Haag’s only enemy is perhaps fatigue. The 52-year-old concluded a seven-day stretch of competitive golf with the final round of the Stocker Cup, and is primed for a month away from the game in November. Haag’s ball striking suffered at times over the weekend, but a hot putter allowed the Olympic Club member to post low scores. “My putter really bailed me out the last couple of days.” Haag has putted side saddle since 1997, a technique that rejuvenated his game. “It’s very different and hard to learn, but well worth it for me,” he said.
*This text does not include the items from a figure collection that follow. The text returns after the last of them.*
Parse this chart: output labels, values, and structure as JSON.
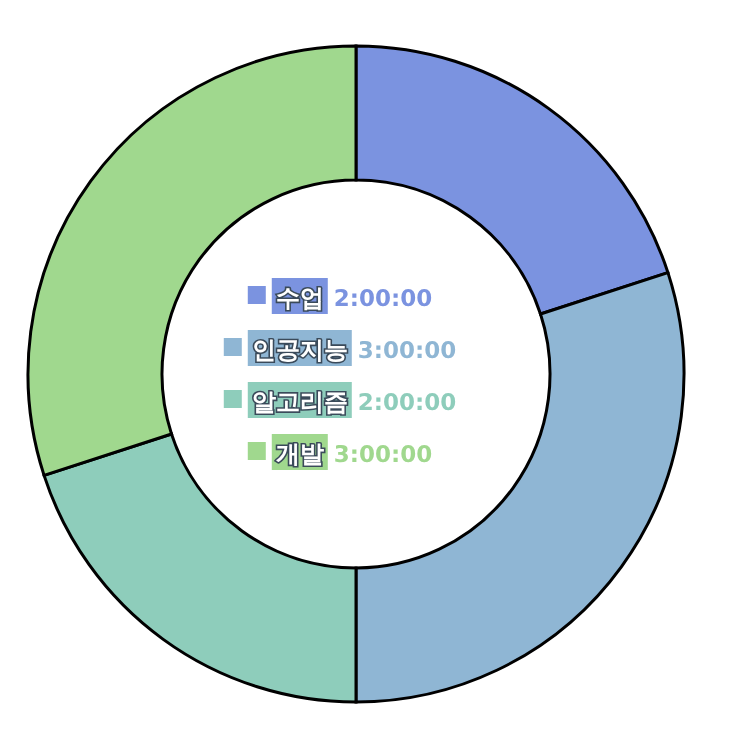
{
  "chart_data": {
    "type": "donut",
    "categories": [
      "수업",
      "인공지능",
      "알고리즘",
      "개발"
    ],
    "values": [
      2,
      3,
      2,
      3
    ],
    "value_labels": [
      "2:00:00",
      "3:00:00",
      "2:00:00",
      "3:00:00"
    ],
    "colors": [
      "#7b93e0",
      "#8fb6d4",
      "#8ecdbb",
      "#a0d88e"
    ],
    "legend": "center"
  }
}
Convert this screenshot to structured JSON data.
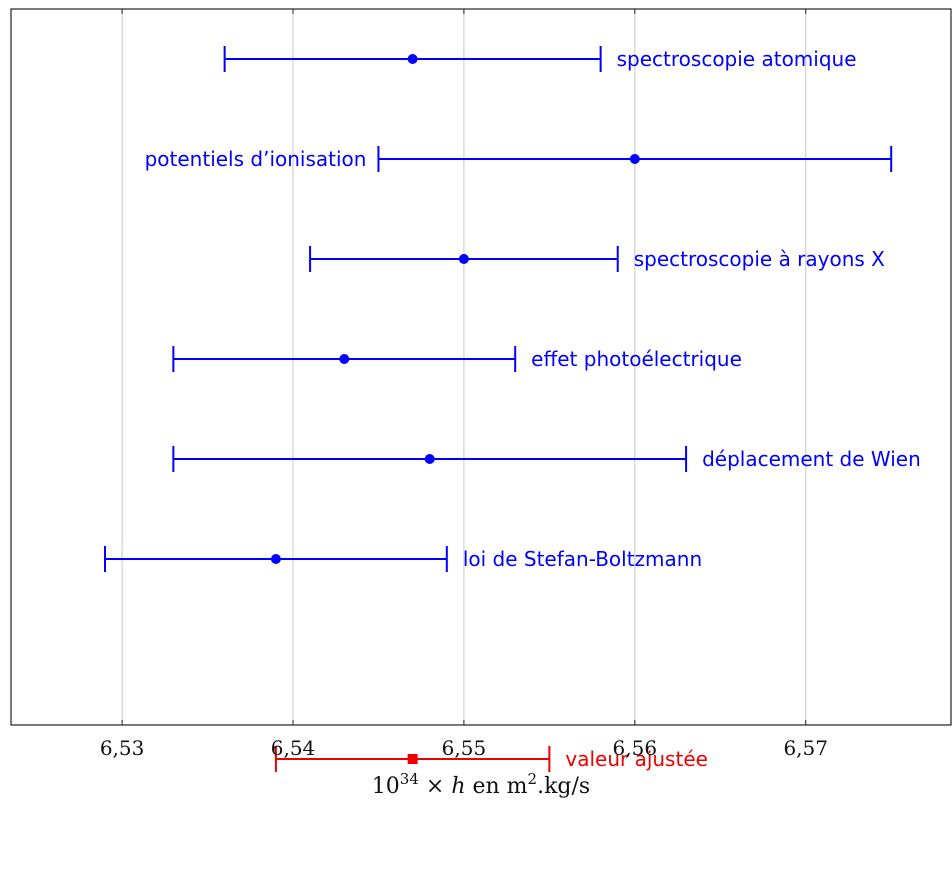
{
  "chart_data": {
    "type": "errorbar",
    "title": "",
    "xlabel": "10^34 × h en m².kg/s",
    "xlabel_parts": {
      "base": "10",
      "exp": "34",
      "mid": " × ",
      "var": "h",
      "unit_pre": " en m",
      "unit_exp": "2",
      "unit_post": ".kg/s"
    },
    "ylabel": "",
    "xlim": [
      6.5235,
      6.5785
    ],
    "xticks": [
      6.53,
      6.54,
      6.55,
      6.56,
      6.57
    ],
    "xtick_labels": [
      "6,53",
      "6,54",
      "6,55",
      "6,56",
      "6,57"
    ],
    "grid": "vertical",
    "series": [
      {
        "name": "measurements",
        "color": "#0000ff",
        "marker": "circle",
        "points": [
          {
            "label": "spectroscopie atomique",
            "value": 6.547,
            "low": 6.536,
            "high": 6.558,
            "label_side": "right"
          },
          {
            "label": "potentiels d’ionisation",
            "value": 6.56,
            "low": 6.545,
            "high": 6.575,
            "label_side": "left"
          },
          {
            "label": "spectroscopie à rayons X",
            "value": 6.55,
            "low": 6.541,
            "high": 6.559,
            "label_side": "right"
          },
          {
            "label": "effet photoélectrique",
            "value": 6.543,
            "low": 6.533,
            "high": 6.553,
            "label_side": "right"
          },
          {
            "label": "déplacement de Wien",
            "value": 6.548,
            "low": 6.533,
            "high": 6.563,
            "label_side": "right"
          },
          {
            "label": "loi de Stefan-Boltzmann",
            "value": 6.539,
            "low": 6.529,
            "high": 6.549,
            "label_side": "right"
          }
        ]
      },
      {
        "name": "fit",
        "color": "#ee0000",
        "marker": "square",
        "points": [
          {
            "label": "valeur ajustée",
            "value": 6.547,
            "low": 6.539,
            "high": 6.555,
            "label_side": "right"
          }
        ]
      }
    ]
  }
}
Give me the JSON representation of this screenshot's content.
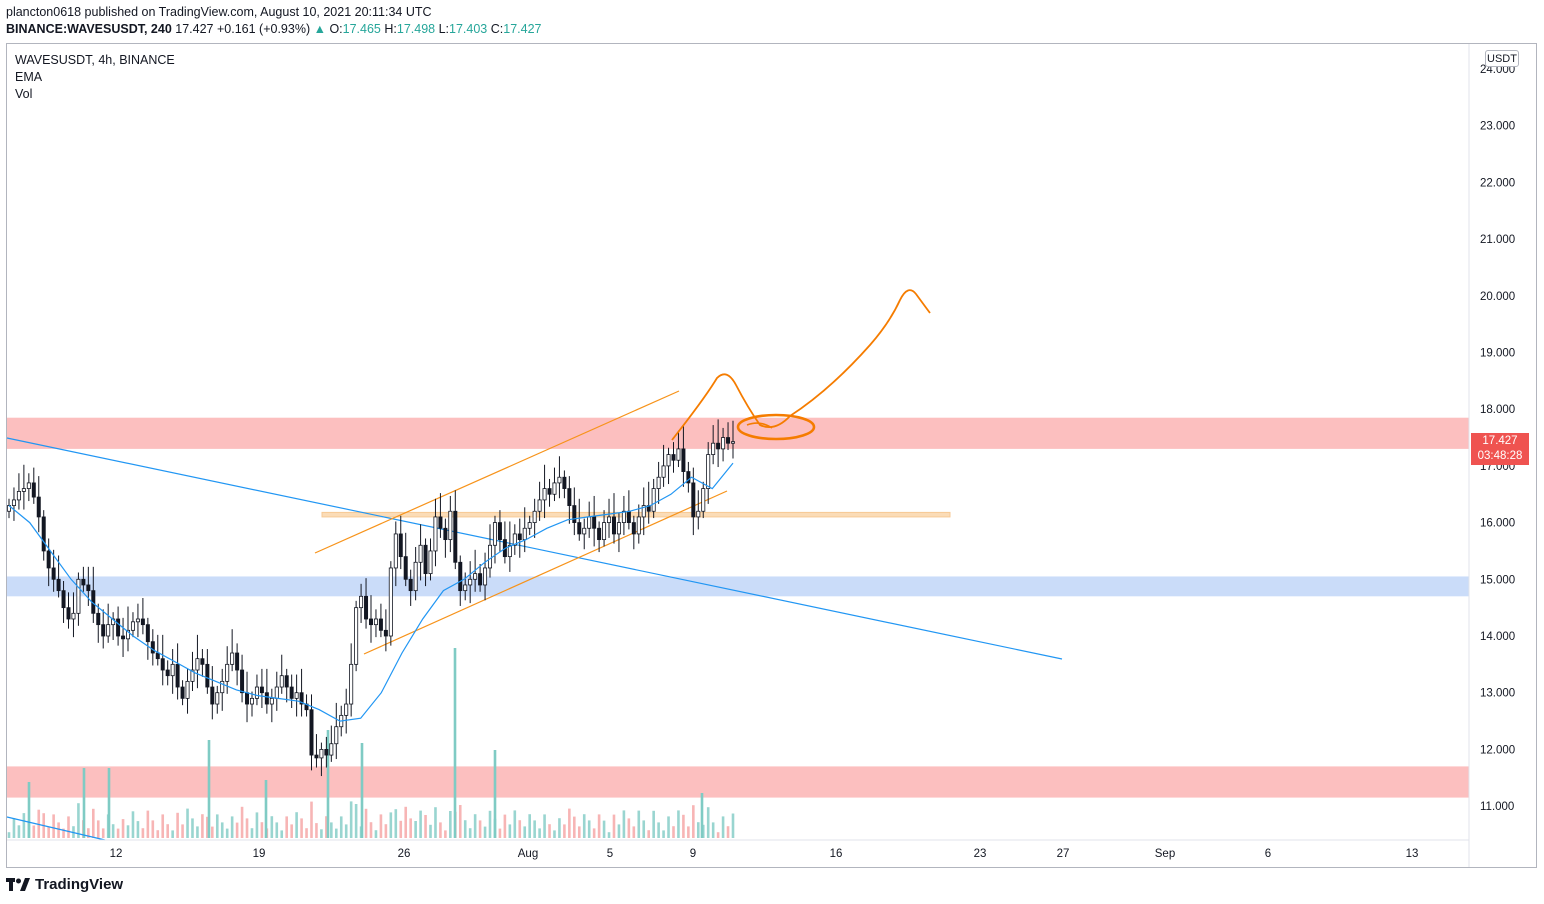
{
  "header": {
    "published_line": "plancton0618 published on TradingView.com, August 10, 2021 20:11:34 UTC",
    "symbol_full": "BINANCE:WAVESUSDT, 240",
    "last": "17.427",
    "change_arrow": "▲",
    "change": "+0.161 (+0.93%)",
    "o_label": "O:",
    "o_value": "17.465",
    "h_label": "H:",
    "h_value": "17.498",
    "l_label": "L:",
    "l_value": "17.403",
    "c_label": "C:",
    "c_value": "17.427"
  },
  "legend": {
    "symbol": "WAVESUSDT, 4h, BINANCE",
    "ema": "EMA",
    "vol": "Vol"
  },
  "price_axis": {
    "unit": "USDT",
    "current_price": "17.427",
    "countdown": "03:48:28"
  },
  "footer": {
    "logo_text": "TradingView",
    "logo_icon": "tradingview-logo-icon"
  },
  "colors": {
    "up": "#26a69a",
    "down": "#ef5350",
    "candle": "#131722",
    "ema": "#2196f3",
    "trend": "#2196f3",
    "channel": "#f7931a",
    "projection": "#f57c00",
    "red_zone": "#fcb8b8",
    "blue_zone": "#c4d8f8",
    "orange_zone": "#fbd9b0"
  },
  "chart_data": {
    "type": "candlestick",
    "title": "",
    "ylim": [
      10.4,
      24.4
    ],
    "y_ticks": [
      "11.000",
      "12.000",
      "13.000",
      "14.000",
      "15.000",
      "16.000",
      "17.000",
      "18.000",
      "19.000",
      "20.000",
      "21.000",
      "22.000",
      "23.000",
      "24.000"
    ],
    "x_ticks": [
      "12",
      "19",
      "26",
      "Aug",
      "5",
      "9",
      "16",
      "23",
      "27",
      "Sep",
      "6",
      "13"
    ],
    "grid": false,
    "zones": [
      {
        "kind": "resistance",
        "from": 17.3,
        "to": 17.85
      },
      {
        "kind": "support",
        "from": 14.7,
        "to": 15.05
      },
      {
        "kind": "support",
        "from": 11.15,
        "to": 11.7
      },
      {
        "kind": "level",
        "from": 16.1,
        "to": 16.18
      }
    ],
    "drawings": [
      "descending trend line",
      "ascending channel",
      "projected price path to 20.1"
    ],
    "candle_series_close": [
      16.3,
      16.4,
      16.55,
      16.6,
      16.7,
      16.45,
      16.1,
      15.5,
      15.2,
      15.0,
      14.8,
      14.5,
      14.3,
      14.4,
      15.0,
      14.9,
      14.8,
      14.4,
      14.2,
      14.0,
      14.2,
      14.3,
      14.0,
      13.95,
      14.1,
      14.25,
      14.3,
      14.2,
      13.9,
      13.7,
      13.6,
      13.4,
      13.3,
      13.5,
      13.1,
      12.9,
      13.2,
      13.4,
      13.6,
      13.5,
      13.1,
      12.8,
      13.0,
      13.2,
      13.5,
      13.7,
      13.4,
      13.0,
      12.8,
      12.9,
      13.1,
      13.0,
      12.8,
      12.9,
      13.1,
      13.3,
      13.1,
      12.9,
      13.0,
      12.8,
      12.7,
      11.9,
      11.85,
      12.0,
      11.9,
      12.1,
      12.4,
      12.6,
      12.8,
      13.5,
      14.5,
      14.7,
      14.3,
      14.2,
      14.3,
      14.1,
      14.0,
      15.2,
      15.8,
      15.4,
      15.0,
      14.8,
      15.3,
      15.6,
      15.1,
      15.5,
      16.1,
      15.9,
      15.7,
      16.2,
      15.3,
      14.8,
      14.9,
      15.0,
      15.1,
      14.9,
      15.2,
      15.6,
      16.0,
      15.7,
      15.4,
      15.6,
      15.8,
      15.7,
      15.9,
      16.0,
      16.2,
      16.4,
      16.6,
      16.5,
      16.7,
      16.8,
      16.6,
      16.3,
      16.0,
      15.8,
      15.9,
      16.1,
      15.9,
      15.7,
      16.0,
      16.1,
      15.8,
      16.0,
      16.2,
      16.0,
      15.8,
      16.1,
      16.3,
      16.2,
      16.6,
      16.8,
      17.0,
      17.2,
      17.1,
      17.3,
      16.9,
      16.7,
      16.1,
      16.2,
      16.6,
      17.2,
      17.4,
      17.3,
      17.5,
      17.4,
      17.427
    ],
    "ema_path": [
      16.3,
      16.0,
      15.5,
      15.0,
      14.6,
      14.3,
      14.0,
      13.75,
      13.55,
      13.35,
      13.2,
      13.05,
      12.95,
      12.9,
      12.85,
      12.7,
      12.5,
      12.55,
      13.0,
      13.7,
      14.3,
      14.8,
      15.0,
      15.3,
      15.55,
      15.7,
      15.9,
      16.05,
      16.1,
      16.15,
      16.2,
      16.3,
      16.5,
      16.8,
      16.6,
      17.05
    ]
  }
}
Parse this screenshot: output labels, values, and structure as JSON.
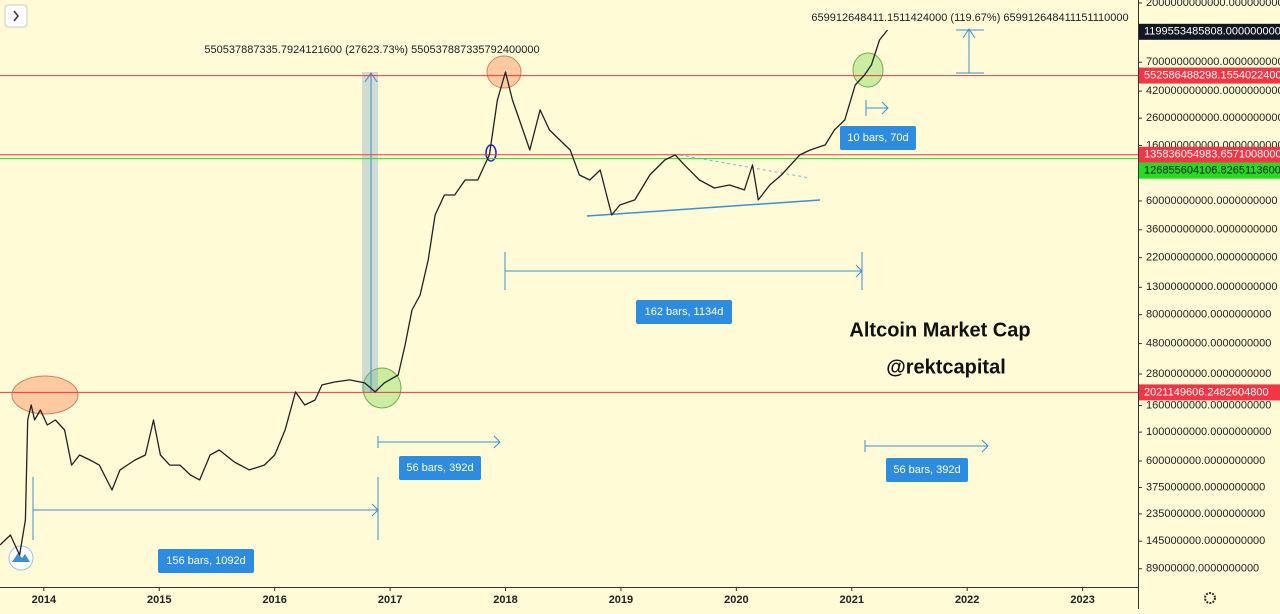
{
  "chart_data": {
    "type": "line",
    "title": "Altcoin Market Cap",
    "subtitle": "@rektcapital",
    "log_y": true,
    "xlim": [
      2013.62,
      2023.48
    ],
    "ylim": [
      64400000,
      2107000000000
    ],
    "xticks": [
      2014,
      2015,
      2016,
      2017,
      2018,
      2019,
      2020,
      2021,
      2022,
      2023
    ],
    "yticks": [
      {
        "value": 2000000000000,
        "label": "2000000000000.0000000000"
      },
      {
        "value": 700000000000,
        "label": "700000000000.0000000000"
      },
      {
        "value": 420000000000,
        "label": "420000000000.0000000000"
      },
      {
        "value": 260000000000,
        "label": "260000000000.0000000000"
      },
      {
        "value": 160000000000,
        "label": "160000000000.0000000000"
      },
      {
        "value": 60000000000,
        "label": "60000000000.0000000000"
      },
      {
        "value": 36000000000,
        "label": "36000000000.0000000000"
      },
      {
        "value": 22000000000,
        "label": "22000000000.0000000000"
      },
      {
        "value": 13000000000,
        "label": "13000000000.0000000000"
      },
      {
        "value": 8000000000,
        "label": "8000000000.0000000000"
      },
      {
        "value": 4800000000,
        "label": "4800000000.0000000000"
      },
      {
        "value": 2800000000,
        "label": "2800000000.0000000000"
      },
      {
        "value": 1600000000,
        "label": "1600000000.0000000000"
      },
      {
        "value": 1000000000,
        "label": "1000000000.0000000000"
      },
      {
        "value": 600000000,
        "label": "600000000.0000000000"
      },
      {
        "value": 375000000,
        "label": "375000000.0000000000"
      },
      {
        "value": 235000000,
        "label": "235000000.0000000000"
      },
      {
        "value": 145000000,
        "label": "145000000.0000000000"
      },
      {
        "value": 89000000,
        "label": "89000000.0000000000"
      }
    ],
    "price_lines": [
      {
        "value": 1199553485808,
        "label": "1199553485808.0000000000",
        "color": "#131722"
      },
      {
        "value": 552586488298.1554,
        "label": "552586488298.1554022400",
        "color": "#f23645"
      },
      {
        "value": 135836054983.6571,
        "label": "135836054983.6571008000",
        "color": "#f23645"
      },
      {
        "value": 126855604106.8265,
        "label": "126855604106.8265113600",
        "color": "#22dd22"
      },
      {
        "value": 2021149606.2482605,
        "label": "2021149606.2482604800",
        "color": "#f23645"
      }
    ],
    "measures": [
      "550537887335.7924121600 (27623.73%) 550537887335792400000",
      "659912648411.1511424000 (119.67%) 659912648411151110000"
    ],
    "ranges": [
      "156 bars, 1092d",
      "56 bars, 392d",
      "162 bars, 1134d",
      "56 bars, 392d",
      "10 bars, 70d"
    ],
    "x": [
      2013.62,
      2013.71,
      2013.79,
      2013.84,
      2013.86,
      2013.89,
      2013.92,
      2013.97,
      2014.03,
      2014.1,
      2014.18,
      2014.24,
      2014.31,
      2014.4,
      2014.48,
      2014.59,
      2014.66,
      2014.79,
      2014.88,
      2014.95,
      2015.01,
      2015.09,
      2015.18,
      2015.27,
      2015.35,
      2015.44,
      2015.52,
      2015.65,
      2015.78,
      2015.91,
      2016.0,
      2016.09,
      2016.18,
      2016.26,
      2016.35,
      2016.41,
      2016.52,
      2016.65,
      2016.78,
      2016.87,
      2016.95,
      2017.07,
      2017.13,
      2017.19,
      2017.26,
      2017.33,
      2017.39,
      2017.47,
      2017.56,
      2017.65,
      2017.76,
      2017.82,
      2017.86,
      2017.93,
      2018.0,
      2018.06,
      2018.12,
      2018.21,
      2018.3,
      2018.38,
      2018.47,
      2018.56,
      2018.64,
      2018.73,
      2018.82,
      2018.92,
      2018.99,
      2019.12,
      2019.25,
      2019.38,
      2019.47,
      2019.55,
      2019.68,
      2019.81,
      2019.94,
      2020.07,
      2020.14,
      2020.19,
      2020.29,
      2020.39,
      2020.55,
      2020.64,
      2020.77,
      2020.85,
      2020.94,
      2021.03,
      2021.11,
      2021.17,
      2021.24,
      2021.31
    ],
    "series": [
      {
        "color": "#222222",
        "values": [
          135500000,
          161800000,
          113500000,
          211000000,
          1239000000,
          1618000000,
          1239000000,
          1479000000,
          1135000000,
          1239000000,
          1038000000,
          558000000,
          667000000,
          611000000,
          558000000,
          359000000,
          512000000,
          611000000,
          667000000,
          1239000000,
          667000000,
          558000000,
          558000000,
          468000000,
          429000000,
          667000000,
          729000000,
          589000000,
          512000000,
          558000000,
          667000000,
          1038000000,
          2040000000,
          1618000000,
          1766000000,
          2310000000,
          2430000000,
          2520000000,
          2390000000,
          2040000000,
          2390000000,
          2750000000,
          4680000000,
          8690000000,
          11350000000,
          21100000000,
          46800000000,
          66700000000,
          66700000000,
          86900000000,
          86900000000,
          113500000000,
          135500000000,
          359000000000,
          589000000000,
          359000000000,
          252000000000,
          147900000000,
          301000000000,
          211000000000,
          176600000000,
          147900000000,
          95000000000,
          86900000000,
          103800000000,
          46800000000,
          55800000000,
          61100000000,
          95000000000,
          123900000000,
          135500000000,
          113500000000,
          86900000000,
          75500000000,
          79600000000,
          72900000000,
          113500000000,
          61100000000,
          79600000000,
          95000000000,
          135500000000,
          147900000000,
          161800000000,
          211000000000,
          252000000000,
          468000000000,
          558000000000,
          667000000000,
          1038000000000,
          1239000000000
        ]
      }
    ]
  }
}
It wouldn’t have been the final round of the Stocker Cup without a charge from two- time defending champion Kevin Marsh of Henderson, Nevada. The 2005 U.S. Mid- Amateur champion started the day six strokes behind Haag (he was four behind the lead in 2010). But by the middle of the round the lead had been sliced in half, harkening to Marsh’s Stocker Cup titles in 2009 and 2010, when he came from behind in the final round. But a costly bogey on 15, where he came up short to the treacherous front hole location, coupled with a Haag birdie on the 13th ended the defending champion’s hopes of a three-peat. Haag posted a one-over 37 on the front nine – his worst performance on that nine by three strokes – and added a bogey on the 10th, but was able to close with three birdies in the last eight holes to slam the door on his pursuers. Haag had a one-stroke lead after the first round, and added to that lead after each round of the event.
Marsh would tie for second with Jerry Ledzinski of Carmel, Dan Sullivan of Pasadena (who had the low round of the day at two- under 70) and Billy Mitchell of Atlanta. Through a card-off, Ledzinski earned second place followed by Mitchell, Sullivan and Marsh.
The battle for the Tatum Trophy, for golfers aged 55 and older, was claimed by Brady Exber of Las Vegas, who claimed a share of the lead after the second round and never let go. The Southern Nevada Golf hall-of-famer cruised to a five-stroke win over Doug Pool, also of Las Vegas.